Variety comes with its own problems, though; many different crops means many varying requirements. Growing a few acres of Peruvian lilies, even fewer acres of gladiolus, and even fewer acres of baby's breath is nothing like growing a few hundred acres of artichokes. (Side note: if you one day have a baby and are concerned about her breath, don't feed her artichokes.)

Unlike vegetables, flowers need to be perfect—no pressure. They're grown for their color, their texture, their graceful swaying in a light wind...for their good looks, basically. Blemishes aren't allowed. There may be a few sweethearts out there who might want to take in and care for a tulip with broken petals, but not enough to make salvaging them worthwhile, unfortunately.

As a further downside, less-than-perfect flowers can't be made into flower "products." You can't break them down into parts and sell them for scrap. There's no such thing as canned flowers, flower sauce, flower soup, or powdered flowers. It just doesn't work. We tried—it was a regrettable experiment.

This requirement of perfection only adds to the intensity of the work. Besides working long hours in all kinds of weather, floriculturists need to be aware of how environmental conditions can damage their crops. 

Some flowers may not like the heat of summer in particular locations. Others that grow through winter can't take the frost. In other words, they're more sensitive to temperature than your grandparents when the thermostat is on the fritz.

Floriculture's a bit more lucrative than other horticultural industries, but not by much.
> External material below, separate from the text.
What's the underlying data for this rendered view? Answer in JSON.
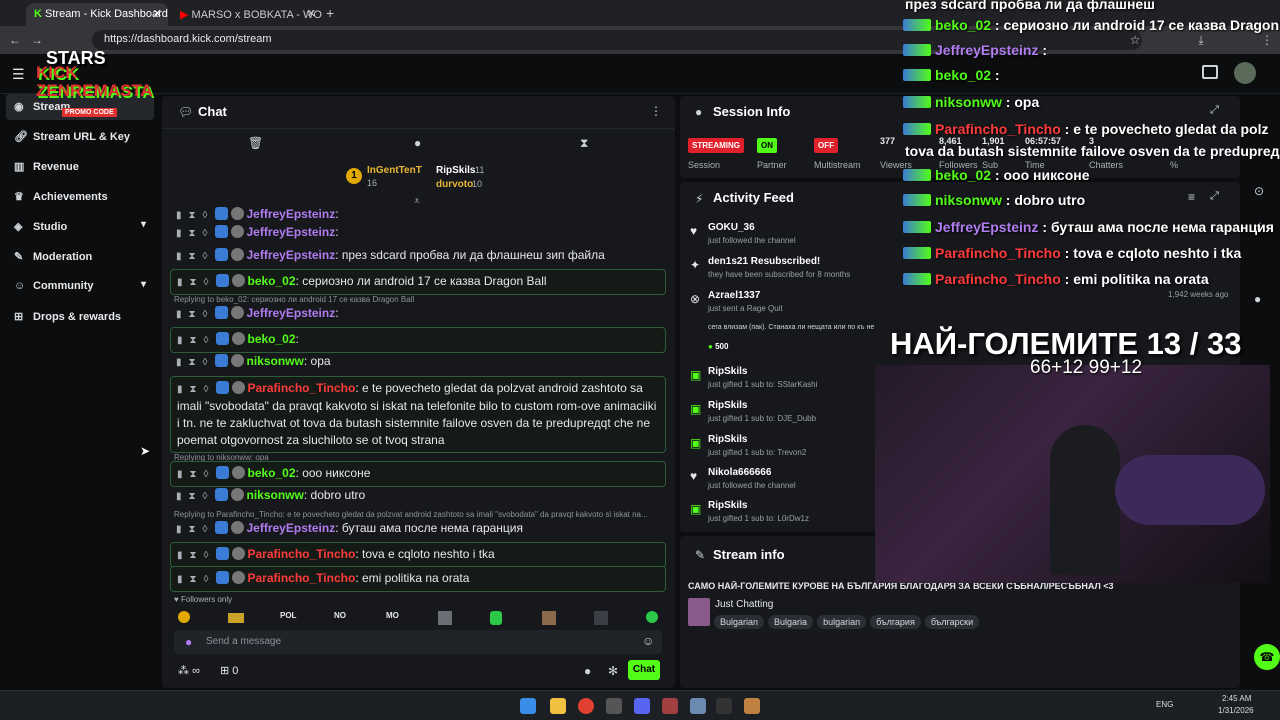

Why do so many people not only grow flowers, but actually seem to enjoy doing it? 

The work can, at times, be just as stressful as many other types of work, but there's plenty of outdoor activity to help alleviate stress. Some of the clientele are demanding and crazy, but others can be fun to work with. It's not a bad little career if you don't mind never being able to afford a second house. But who needs all that extra space, anyway?

 
Somewhere a parade is missing a float. (Source)

To an outsider, floriculture may not seem like much fun, so don't expect your friends to understand. There aren't many different types of jobs within the industry to choose from, and most of those involve basic labor. The allure is impossible to explain to those who aren't already interested in it. Either you have flower power or you don't.

Most of the people involved with floriculture are the laborers in the production crews. They do all the real work growing cut flower crops, including harvesting, processing, and eventually packing for delivery to wholesale clients. Sales representatives market the produce to brokers, wholesalers, and some of the floral design studios that want to buy directly from the growers. 

The two main types of management are "production" managers and "operations" managers—though production managers tend to manage everything, including operations, for most cut flower growers. Many managers are also owners.

Humongous, megacorporate, big box factory-type growers are not as common in the cut flower industry as they are in the wholesale nursery industry (that grow nursery stock). 

Floriculture is one of those idyllic industries in which the inferior quality of factory growers cannot compete. Growers of quality crops really prevail here. There hasn't yet been an assembly line that can turn out row after row of perfect sunflowers. We're sure someone is working on that somewhere, though.

On the other hand, there's considerable competition from South American growers that import (or export, depending on where you are when you're reading this) produce that's probably better than factory-grown, but still inferior to locally-grown. It's actually amazing that there's still a market for such produce. Yet it's still out there, crowding the wholesale markets and keeping prices lower than they really should be.

 
Oh wait… (Source)

Imagine if other markets were flooded with cheap, inferior products. Thank goodness we don't live in such a horrible dystopia, and that this epidemic of inferiority is contained to the floriculture industry. There's nothing easy about floriculture, yet there are many advantages to it that appeal to those who choose to make a career of it. If interested, feel free to sniff around.